Trump says Hegseth and Joint Chiefs chair wanted victory, not a ceasefire with Iran
President Trump revealed Tuesday that Defense Secretary Pete Hegseth and Joint Chiefs of Staff Chair Gen. Dan Caine were "disappointed" by the prospect of a negotiated ceasefire with Iran, saying the two military leaders preferred outright victory over a diplomatic settlement.
Speaking in the Oval Office following the swearing in of Homeland Security Secretary Markwayne Mullin, Trump framed the tension as a sign of strength, not division.
"I think this thing's going to be settled very soon and they go, 'Oh, that's too bad.' Pete didn't want it to be settled."
Trump called Hegseth and Caine "the only two people that were quite disappointed" by the possibility of a deal, The Hill reported. Their preference, he said, was straightforward.
"They were not interested in settlement. They were interested in just winning this thing."
Negotiation by Other Means
Hegseth has made no secret of how the Pentagon views its role in the broader diplomatic calculus. The Defense Secretary offered a characteristically blunt summary of the military's contribution to the negotiating table. "We negotiate with bombs."
That line captures something the foreign policy establishment has spent decades trying to unlearn: that military strength is not an obstacle to diplomacy but the precondition for it. Every serious negotiation in history has been shaped by what happens when talks fail. Hegseth is simply willing to say it out loud.
The conflict with Iran has now crossed into its fourth week. Trump has previously indicated that negotiations are happening that could halt the war, while also signaling at other times that new strikes on Iran could happen if talks falter. The combination is not contradictory. It is leverage.
Victory, Then Settlement
Trump declared victory on Tuesday, stating that the U.S. military has severely degraded Iran's military. He went further, arguing that "regime change already took place" and that many of Iran's leaders were killed by airstrikes.
These are extraordinary claims, and if even partially accurate, they reframe what a ceasefire would actually mean. A settlement negotiated from a position of dominance is not a concession. It is a terms sheet. The frustration from Hegseth and Caine reads less like insubordination and more like warriors who see the finish line and want to cross it, not stop short.
There is a long, painful history of American military campaigns that achieved tactical dominance only to have political leadership settle for ambiguous outcomes. Korea. Vietnam. Iraq, twice. Afghanistan, for twenty years. The instinct Hegseth and Caine are expressing is not reckless. It is learned.
The Media as Combatant
Trump also took aim at press coverage of the conflict, slamming the news media and arguing that the war "has been won."
"You know, I don't like to say this, we've won this, because this war has been won, the only one that likes to keep it going is the fake news."
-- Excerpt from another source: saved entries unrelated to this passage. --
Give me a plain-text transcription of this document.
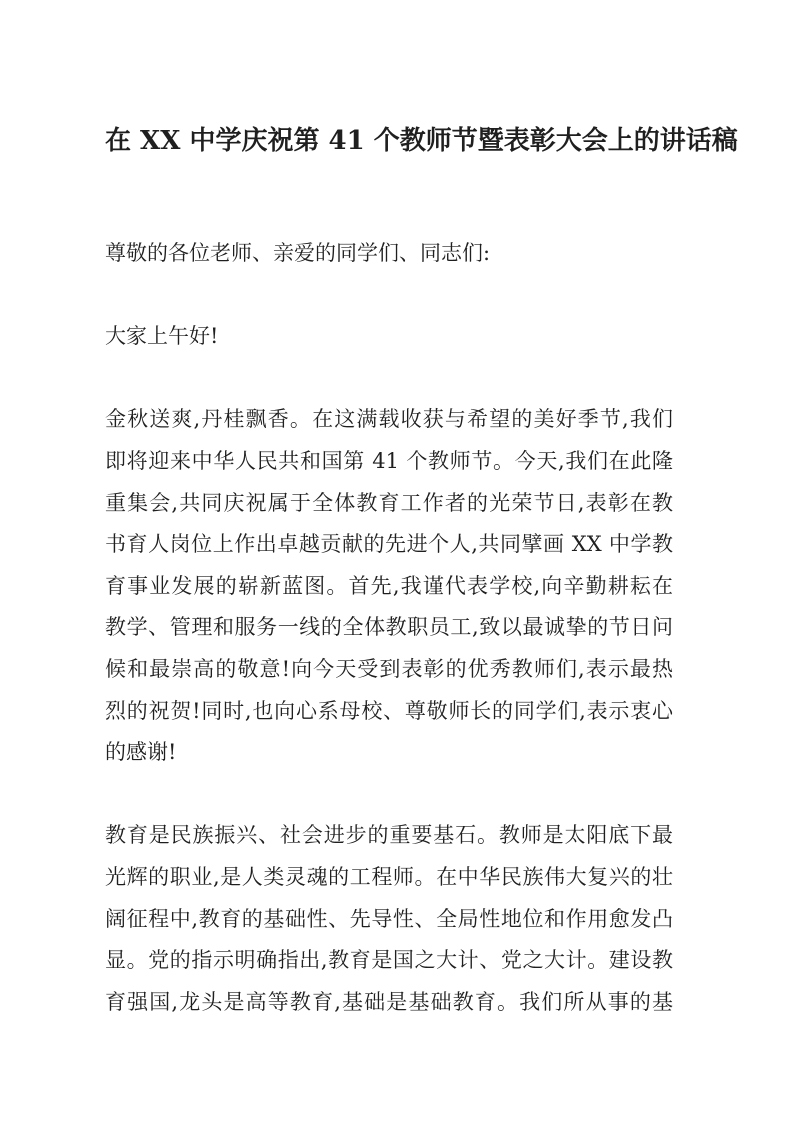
在 XX 中学庆祝第 41 个教师节暨表彰大会上的讲话稿
尊敬的各位老师、亲爱的同学们、同志们:
大家上午好!
金秋送爽,丹桂飘香。在这满载收获与希望的美好季节,我们
即将迎来中华人民共和国第 41 个教师节。今天,我们在此隆
重集会,共同庆祝属于全体教育工作者的光荣节日,表彰在教
书育人岗位上作出卓越贡献的先进个人,共同擘画 XX 中学教
育事业发展的崭新蓝图。首先,我谨代表学校,向辛勤耕耘在
教学、管理和服务一线的全体教职员工,致以最诚挚的节日问
候和最崇高的敬意!向今天受到表彰的优秀教师们,表示最热
烈的祝贺!同时,也向心系母校、尊敬师长的同学们,表示衷心
的感谢!
教育是民族振兴、社会进步的重要基石。教师是太阳底下最
光辉的职业,是人类灵魂的工程师。在中华民族伟大复兴的壮
阔征程中,教育的基础性、先导性、全局性地位和作用愈发凸
显。党的指示明确指出,教育是国之大计、党之大计。建设教
育强国,龙头是高等教育,基础是基础教育。我们所从事的基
The accusation is familiar, but the context gives it teeth. If the military campaign has indeed degraded Iran's capacity to the degree Trump describes, then coverage that treats the outcome as uncertain or the conflict as escalating is not journalism. It is narrative maintenance.
The pattern is not new. Media outlets that spent years demanding American withdrawal from foreign entanglements suddenly discover the virtues of caution and restraint the moment a Republican president uses force effectively. When Obama launched airstrikes across seven countries, the coverage was muted. When Trump acts decisively against a regime that has sponsored terrorism for four decades, every editorial board finds its conscience.
What Comes Next
The dynamic Trump described in the Oval Office is actually a healthy one. A president pursuing diplomatic resolution while his military leaders push for total victory creates the exact pressure that forces adversaries to negotiate seriously. Iran has to weigh not just what Trump is offering, but what Hegseth is prepared to deliver if the offer is rejected.
That is not dysfunction. That is statecraft with teeth.
The swearing in of Mullin as Homeland Security Secretary, the backdrop to these remarks, is itself a signal. The administration is filling its roster, consolidating its team, and executing across multiple fronts simultaneously. The diplomatic track continues. The military track continues. And the people running both would rather win than manage.
Washington hasn't seen that alignment in a long time.